Croesus/An Investor's View:M&T Bank, in which AIB has a 24 per cent stake, reported first-quarter profits on Tuesday.
On April 2nd, the bank had issued a profit warning after it received subdued interest on some mortgages that it tried to sell. This was caused by the well-publicised problems in the sub-prime residential mortgage market, which had a negative impact on the sale value of the banks alternative (Alt-A) residential mortgage loans on the secondary market.
At the time of the warning, M&T estimated profit at $1.50-$1.60 per share, which was about 18 per cent below analysts' expectations at the time. Ultimately, net income came in at $176 million equivalent to $1.57 per share, compared with $1.77 a year earlier.
On Tuesday, the share price rose reflecting the fact that the bad news had already been priced in - the shares are down by approximately 10 per cent this year. In its post-results conference call, M&T reiterated that the outlook for growth in fee income, expenses and credit quality remains unchanged.
While no specific guidance was provided, it seems likely that full year earnings per share (EPS) will at least match the $7.37 earned in 2007.
The negative impact on AIB's share price has been negligible which is not too surprising given that M&T contributes only about 7 per cent of AIB profits..
For AIB, and all of the Irish financials, it is developments in their core retail and corporate banking divisions that will continue to be the key driver of share price performance.
Over the past month, the larger Irish banks have significantly underperformed the wider European sector. This underperformance would seem to be due to negative investor sentiment. Investment analysts are likely to find that they will have to revise down their estimates of the profits generated from Irish residential mortgages. However, for AIB and Bank of Ireland, profits generated from corporate banking are much larger. Both banks have significant UK mortgage books.

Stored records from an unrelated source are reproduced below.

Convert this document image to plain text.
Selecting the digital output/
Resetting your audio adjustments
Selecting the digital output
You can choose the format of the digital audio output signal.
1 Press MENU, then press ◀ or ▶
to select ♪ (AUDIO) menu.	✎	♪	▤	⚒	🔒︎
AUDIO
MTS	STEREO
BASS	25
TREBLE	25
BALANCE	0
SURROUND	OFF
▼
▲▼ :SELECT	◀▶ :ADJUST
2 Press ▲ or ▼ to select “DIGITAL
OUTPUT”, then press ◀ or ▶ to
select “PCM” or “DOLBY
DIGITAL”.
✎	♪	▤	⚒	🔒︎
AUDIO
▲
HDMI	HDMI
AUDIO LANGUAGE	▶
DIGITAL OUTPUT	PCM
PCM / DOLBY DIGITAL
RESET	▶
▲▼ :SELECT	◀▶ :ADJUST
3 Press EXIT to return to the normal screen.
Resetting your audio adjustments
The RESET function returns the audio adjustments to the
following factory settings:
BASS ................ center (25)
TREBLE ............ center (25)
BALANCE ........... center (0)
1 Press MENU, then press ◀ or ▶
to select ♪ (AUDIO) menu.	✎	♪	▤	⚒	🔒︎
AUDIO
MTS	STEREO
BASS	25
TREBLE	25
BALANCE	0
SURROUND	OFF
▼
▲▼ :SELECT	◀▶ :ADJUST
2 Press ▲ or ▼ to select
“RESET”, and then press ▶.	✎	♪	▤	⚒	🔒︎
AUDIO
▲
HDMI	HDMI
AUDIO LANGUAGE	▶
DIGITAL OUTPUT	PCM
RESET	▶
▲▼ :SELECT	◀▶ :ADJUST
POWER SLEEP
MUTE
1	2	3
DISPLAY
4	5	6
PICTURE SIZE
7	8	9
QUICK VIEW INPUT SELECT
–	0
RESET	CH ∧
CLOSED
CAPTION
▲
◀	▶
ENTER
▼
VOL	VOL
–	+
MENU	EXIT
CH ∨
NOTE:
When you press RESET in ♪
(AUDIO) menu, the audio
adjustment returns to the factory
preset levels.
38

Of the two, Bank of Ireland is more active in the UK market and UK mortgages now account for 31 per cent of its overall loan book. Specialist mortgages such as buy-to-let and self-certified mortgages account for 46 per cent of the bank's overall UK mortgage book. Asset quality remains strong with only 0.2 per cent of the book in arrears of greater than six months as at 30th September 2006.

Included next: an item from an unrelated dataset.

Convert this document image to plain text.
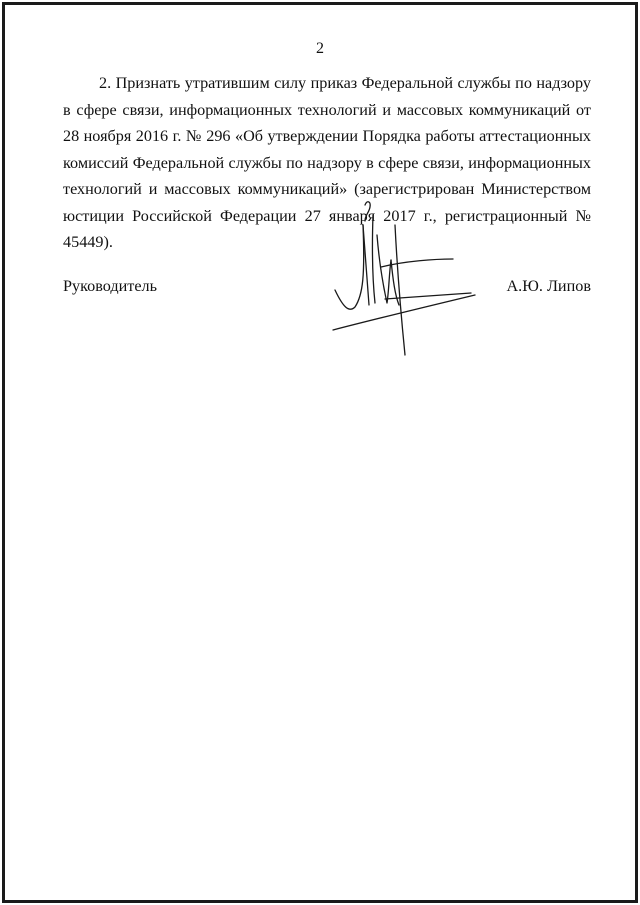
2

2. Признать утратившим силу приказ Федеральной службы по надзору в сфере связи, информационных технологий и массовых коммуникаций от 28 ноября 2016 г. № 296 «Об утверждении Порядка работы аттестационных комиссий Федеральной службы по надзору в сфере связи, информационных технологий и массовых коммуникаций» (зарегистрирован Министерством юстиции Российской Федерации 27 января 2017 г., регистрационный № 45449).

Руководитель	А.Ю. Липов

Despite some worries about sub-prime mortgages, the core British mortgage market, including buy-to-let, continues to be strong.
In contrast to the Irish residential property market, Irish commercial property continues to go from strength to strength. CBRE's first-quarter 2007 review of the Dublin office market highlights a pick-up in activity since Christmas. Take-up was up 31 per cent (year-on-year) to 56,000sq m, the highest level of take-up in six years. The overall vacancy rate in the Dublin office market declined to 10.6 per cent from 11.1 per cent in first quarter 2006. Strong tenant demand is feeding through to higher rents.
In general, business lending growth rates have been quite good in the opening months of 2007, and analysts may find that an improved profit contribution here could offset any negative impact from slower growth in residential mortgages.
Furthermore, profit margins on business lending tend to be higher than on residential mortgages. Therefore, while some segments of the Irish banks' activities may underperform expectations this year, others may outperform. As a result, it is still likely that both banks can meet current profit forecasts of EPS growth in the 10 per cent - 13 per cent range.
If this is the case, the recent relative under-performance of Irish bank shares could present a buying opportunity. The Irish banks look good value compared with European peers. Bank of Ireland and AIB are both trading on price/earnings (p/e)ratios of about 10 for 2007, which compares with the average of just over 13 for the European bank sector.
Dividend yield comparisons also show the Irish banks in a favourable light. AIB and Irish Life & Permanent offer yields just above the European average of 3.5 per cent, while Bank of Ireland's 4.4 per cent yield is well above this average.
Results from Bank of Ireland and Anglo Irish next month could act as the catalyst for a modest re-rating of Irish banks.